Vickers noted al-Qaida's resilience and ability to overcome setbacks. The group has suffered significantly several times since 2001, but has been able to rebuild, he said.
Throughout the past year, countless al-Qaida leadership and operatives there have been killed or captured. However, al-Qaida still has capabilities and continues to fight aggressively, he said.
"[Al-Qaida] remains a very dangerous organization and threat," he said. "It would certainly be enormously premature to say that conflict with them is over."
Over the next few years, Vickers explained, the broad focus of the coalition counterinsurgency strategy in Afghanistan is to bring security to its populace. He stressed the importance to also have measurable, realistic near- and mid-term objectives in regards to governance and Afghan national security forces, too.

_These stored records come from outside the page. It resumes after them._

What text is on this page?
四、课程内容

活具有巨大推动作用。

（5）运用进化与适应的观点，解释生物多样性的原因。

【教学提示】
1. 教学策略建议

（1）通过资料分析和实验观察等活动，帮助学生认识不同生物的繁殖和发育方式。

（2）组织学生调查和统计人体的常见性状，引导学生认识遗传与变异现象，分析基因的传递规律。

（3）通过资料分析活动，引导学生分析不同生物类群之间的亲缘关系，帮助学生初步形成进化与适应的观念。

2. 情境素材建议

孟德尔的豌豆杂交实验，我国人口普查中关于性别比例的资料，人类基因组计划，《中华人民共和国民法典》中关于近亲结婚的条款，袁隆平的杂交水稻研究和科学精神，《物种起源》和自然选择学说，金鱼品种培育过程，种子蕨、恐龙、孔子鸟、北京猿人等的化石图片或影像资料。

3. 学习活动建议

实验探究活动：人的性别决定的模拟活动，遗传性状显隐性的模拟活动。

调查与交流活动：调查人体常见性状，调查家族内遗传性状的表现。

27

"The [goal] is not how many enemy fighters are killed, but really, is how much security you can bring to the country, then legitimacy to the government of that country in support of the population, and obviously prevent incursion by the insurgents," he said.
Vickers added, "In the immediate term, our objective, [within] one to two years, is really to reverse the momentum the insurgency has been gaining to shift the balance [and] to move it towards a direction of irreversible bounds."

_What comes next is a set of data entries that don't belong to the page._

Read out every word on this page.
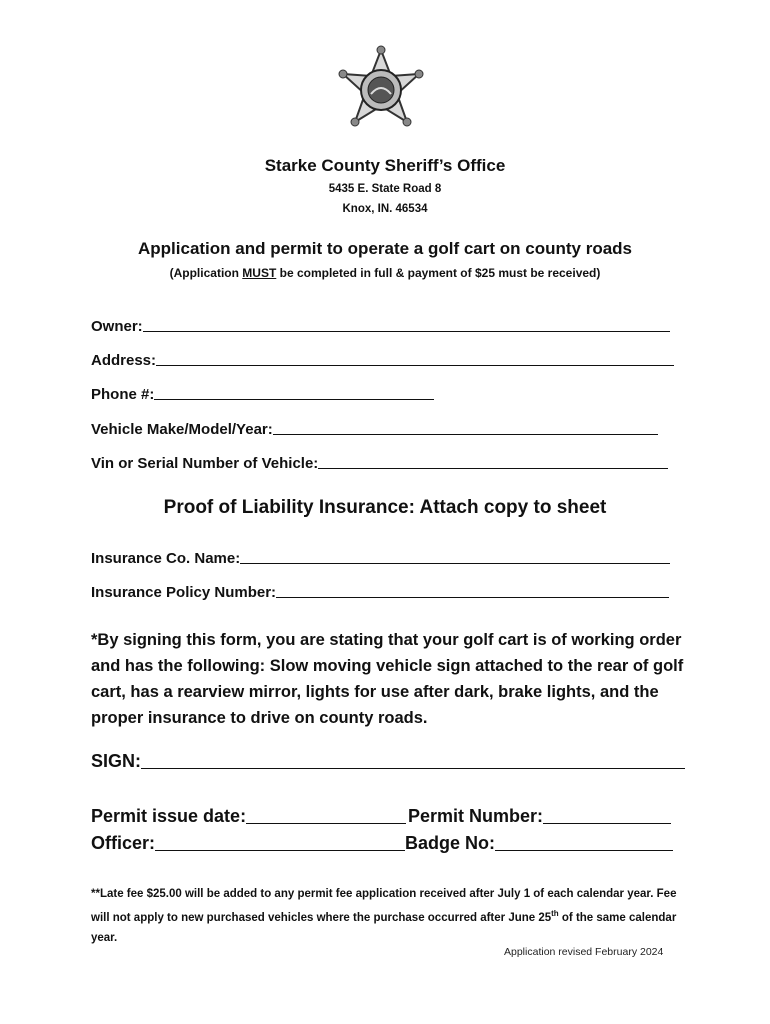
Starke County Sheriff’s Office
5435 E. State Road 8
Knox, IN. 46534
Application and permit to operate a golf cart on county roads
(Application MUST be completed in full & payment of $25 must be received)
Owner:
Address:
Phone #:
Vehicle Make/Model/Year:
Vin or Serial Number of Vehicle:
Proof of Liability Insurance: Attach copy to sheet
Insurance Co. Name:
Insurance Policy Number:
*By signing this form, you are stating that your golf cart is of working order and has the following: Slow moving vehicle sign attached to the rear of golf cart, has a rearview mirror, lights for use after dark, brake lights, and the proper insurance to drive on county roads.
SIGN:
Permit issue date:	Permit Number:
Officer:	Badge No:
**Late fee $25.00 will be added to any permit fee application received after July 1 of each calendar year. Fee will not apply to new purchased vehicles where the purchase occurred after June 25th of the same calendar year.
Application revised February 2024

This objective is being spearheaded by an increase of U.S. forces in southern Afghanistan, Vickers said. Before additional U.S. troops arrived there in the spring, the U.S. footprint was about 30,000 military members. Within the next two months, that number will increase to 68,000. Most of those forces will be operating in the Regional Command South area of operation "to play a significant role in reversing [the insurgent's] momentum," he added.
Vickers couldn't be specific on whether this would be a temporary "surge" similar to the Iraqi surge in 2007, but offered that part of the reason for the U.S. troop increase is because "the Afghan security forces are too small for the challenge they face."
"[Afghan forces] are very capable in some areas," he continued, "but it will take some time to build up the Afghan National Security Forces."
Transitioning security to the Afghans is one of the core objectives of President Barack Obama's Afghanistan-Pakistan strategy in hopes of lightening the U.S. footprint, he said.
"Our goal is to partner with Afghans in everything that we do, and to progressively transition more and more leads in the operations to the Afghans," he said.